I am interested in aircraft altitude measurement during approach. Off the shelf sonar doesn't provide enough distance, and inexpensive radio sensors don't provide a short enough distance. I have seen other radio wave projects attempt distance measure with "time of flight" and believe this is the wrong approach - a difference of phase angle would allow slower electronics and less critical rf circuits.
A search of this forum shows a number of discussion how impractical "time of flight" calculations are for simple electronics. I suspect the signs in many cities showing car speeds are using phase angle and not "time of flight", but they seem to quit measuring at 30-50ft.
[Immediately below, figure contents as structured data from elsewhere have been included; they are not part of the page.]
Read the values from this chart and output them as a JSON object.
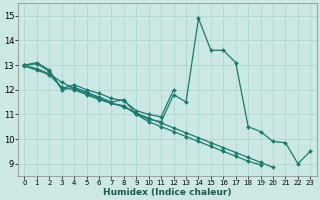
{
  "title": "",
  "xlabel": "Humidex (Indice chaleur)",
  "ylabel": "",
  "background_color": "#cce8e5",
  "grid_color": "#aad4cf",
  "line_color": "#1a7a6e",
  "xlim": [
    -0.5,
    23.5
  ],
  "ylim": [
    8.5,
    15.5
  ],
  "xticks": [
    0,
    1,
    2,
    3,
    4,
    5,
    6,
    7,
    8,
    9,
    10,
    11,
    12,
    13,
    14,
    15,
    16,
    17,
    18,
    19,
    20,
    21,
    22,
    23
  ],
  "yticks": [
    9,
    10,
    11,
    12,
    13,
    14,
    15
  ],
  "series": [
    {
      "x": [
        0,
        1,
        2,
        3,
        4,
        5,
        6,
        7,
        8,
        9,
        10,
        11,
        12,
        13,
        14,
        15,
        16,
        17,
        18,
        19,
        20,
        21,
        22,
        23
      ],
      "y": [
        13.0,
        13.1,
        12.8,
        12.0,
        12.1,
        11.9,
        11.7,
        11.5,
        11.6,
        11.0,
        10.8,
        10.7,
        11.8,
        11.5,
        14.9,
        13.6,
        13.6,
        13.1,
        10.5,
        10.3,
        9.9,
        9.85,
        9.0,
        9.5
      ]
    },
    {
      "x": [
        0,
        1,
        2,
        3,
        4,
        5,
        6,
        7,
        8,
        9,
        10,
        11,
        12
      ],
      "y": [
        13.0,
        13.05,
        12.75,
        12.05,
        12.2,
        12.0,
        11.85,
        11.65,
        11.55,
        11.15,
        11.0,
        10.9,
        12.0
      ]
    },
    {
      "x": [
        0,
        1,
        2,
        3,
        4,
        5,
        6,
        7,
        8,
        9,
        10,
        11,
        12,
        13,
        14,
        15,
        16,
        17,
        18,
        19,
        20,
        21,
        22,
        23
      ],
      "y": [
        13.0,
        12.85,
        12.65,
        12.3,
        12.05,
        11.85,
        11.65,
        11.45,
        11.3,
        11.05,
        10.85,
        10.65,
        10.45,
        10.25,
        10.05,
        9.85,
        9.65,
        9.45,
        9.25,
        9.05,
        8.85,
        null,
        null,
        null
      ]
    },
    {
      "x": [
        0,
        1,
        2,
        3,
        4,
        5,
        6,
        7,
        8,
        9,
        10,
        11,
        12,
        13,
        14,
        15,
        16,
        17,
        18,
        19,
        20,
        21,
        22,
        23
      ],
      "y": [
        12.95,
        12.8,
        12.6,
        12.1,
        12.0,
        11.8,
        11.6,
        11.45,
        11.35,
        11.0,
        10.7,
        10.5,
        10.3,
        10.1,
        9.9,
        9.7,
        9.5,
        9.3,
        9.1,
        8.95,
        null,
        null,
        null,
        null
      ]
    }
  ]
}
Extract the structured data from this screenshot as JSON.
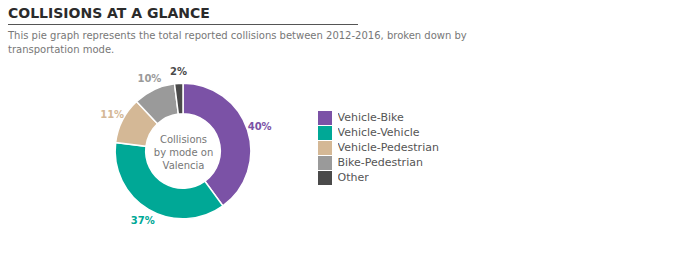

I am trying to figure out what the lowest frequency will be needed for measuring 5ft to 200-300ft. Of course measuring down to 5ft is the critical frequency limitation and generally several cycles are needed for a the transmitted wave to measure accuratly. The table here is partially reproduced below.
Freq length 1/4 wave ................................ 50 MHZ 6m 1.5m 100 MHz 3m 28cm 300 mhz 1m 25cm 500 mhz .6m 15cm
Due to a less than perfect world, it looks like measuring down to 5ft (10ft round trip) will need at least 300mhz (1m full wave), but the 1/4 wave column got me wondering if some how less than a full wave can be measured accurately? I understand the 1/4 wave data is supplied for antenna purposes.
My project would be much simpler if I could use a 100mhz transmitter instead of 300mhz. I have found an off the shelf sensor (AD8302 board) for less than $10 with 1 degree phase resolution.
Does anyone know if there is a simple theory or whether it is possible to measure phase difference with less than a full wave?